La valeur écologique des différentes espèces ne correspond pas bien sûr à un prix et n’est pas identique pour toutes. Certaines d’entre elles, dites « espèces clefs de voûte », organisent tout un écosystème, ce qui signifie que leur retrait le modifie entièrement – à l’instar de l’étoile de mer sur le littoral américain ou du castor, auquel deux mille espèces sont associées. Ainsi, s’il y a probablement plus d’espèces et de biodiversité en Guyane et dans les autres territoires ultramarins qu’en métropole, cela ne signifie pas que toutes les espèces qui y vivent aient été enregistrées dans les bases de données de notre inventaire national du patrimoine naturel – loin de là – ni que la valeur écologique de la biodiversité française se trouve essentiellement outre-mer.

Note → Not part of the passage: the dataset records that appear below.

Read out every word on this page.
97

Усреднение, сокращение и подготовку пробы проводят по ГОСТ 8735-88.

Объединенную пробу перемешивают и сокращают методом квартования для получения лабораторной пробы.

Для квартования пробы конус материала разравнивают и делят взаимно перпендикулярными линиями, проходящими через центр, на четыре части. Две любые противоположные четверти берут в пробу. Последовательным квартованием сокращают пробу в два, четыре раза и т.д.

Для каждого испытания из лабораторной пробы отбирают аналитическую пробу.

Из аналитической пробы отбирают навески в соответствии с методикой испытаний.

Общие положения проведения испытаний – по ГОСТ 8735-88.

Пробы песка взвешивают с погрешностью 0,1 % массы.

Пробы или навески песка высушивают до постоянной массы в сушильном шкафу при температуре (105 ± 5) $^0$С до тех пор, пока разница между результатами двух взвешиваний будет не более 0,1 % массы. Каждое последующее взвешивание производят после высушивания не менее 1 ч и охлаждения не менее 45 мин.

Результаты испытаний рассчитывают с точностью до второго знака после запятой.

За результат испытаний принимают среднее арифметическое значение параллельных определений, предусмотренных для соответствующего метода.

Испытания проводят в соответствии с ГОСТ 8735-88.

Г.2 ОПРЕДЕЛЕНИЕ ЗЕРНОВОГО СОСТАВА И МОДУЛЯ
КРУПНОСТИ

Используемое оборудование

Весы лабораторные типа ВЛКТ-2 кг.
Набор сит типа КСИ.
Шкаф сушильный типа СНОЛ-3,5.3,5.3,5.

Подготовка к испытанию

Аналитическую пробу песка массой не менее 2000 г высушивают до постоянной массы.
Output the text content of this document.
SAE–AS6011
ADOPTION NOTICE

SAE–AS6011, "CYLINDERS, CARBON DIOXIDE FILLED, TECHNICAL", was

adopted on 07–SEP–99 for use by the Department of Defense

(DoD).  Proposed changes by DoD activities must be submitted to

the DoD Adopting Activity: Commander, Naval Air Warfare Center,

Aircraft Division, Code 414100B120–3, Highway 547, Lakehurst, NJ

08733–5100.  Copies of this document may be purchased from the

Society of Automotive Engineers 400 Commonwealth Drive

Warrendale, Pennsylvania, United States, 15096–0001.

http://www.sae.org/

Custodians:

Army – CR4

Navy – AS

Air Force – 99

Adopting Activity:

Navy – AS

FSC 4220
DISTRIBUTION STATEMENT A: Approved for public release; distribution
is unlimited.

Les organisations non gouvernementales luttent pour défendre des espèces emblématiques telles que le tigre, le chimpanzé, l’ours polaire ou la baleine, et c’est bien normal, cela leur permet de récolter des financements. Au Muséum en revanche, nous luttons pour protéger « le vrac », la limace des Galapagos et le moustique des Bermudes qui, eux aussi, font partie des écosystèmes.

Quant aux espèces invasives, elles sont apparues dès que l’homme a commencé à se déplacer, ce qu’il a toujours fait en compagnie de ses espèces favorites, à commencer par le chien, il y a quinze mille ans, puis la chèvre et le cheval, il y a environ six mille ans, et surtout les rats et les souris. Ce transport d’animaux a créé des chocs dans certaines régions du monde, en particulier dans les îles du Pacifique où souvent, l’homme a épuisé le système pour ensuite repartir. L’exemple de la pêche à la crevette au Liban – où une espèce venue de la mer Rouge en a remplacé une autre native – est également éloquent. Il nous faut donc être très attentifs à la question, et légiférer pour interdire par exemple le rejet, sans traitement et en toute impunité, des eaux de ballast des grands navires qui apportent partout des micro-organismes extrêmement dommageables pour les environnements.

À l’heure actuelle, seules 20 % des espèces continentales et 14 % des espèces marines sont identifiées, d’où la nécessité d’un travail systémique. Mais hâtons-nous car, bien souvent, les espèces ont déjà disparu au moment où elles sont décrites ! S’il faut bien évidemment continuer à faire des descriptions d’espèces, il faut aussi trouver d’autres moyens d’évaluer la biodiversité, en particulier en Guyane, en Nouvelle-Calédonie et aux Antilles. L’outre-mer français est constitué de territoires, soit très petits et ultra peuplés, soit immenses et non habités. L’établissement de la diversité sur des listes reste très insuffisant : il est nécessaire de trouver des indicateurs, des scénarii d’évolution qui nous permettront de mieux estimer la biodiversité.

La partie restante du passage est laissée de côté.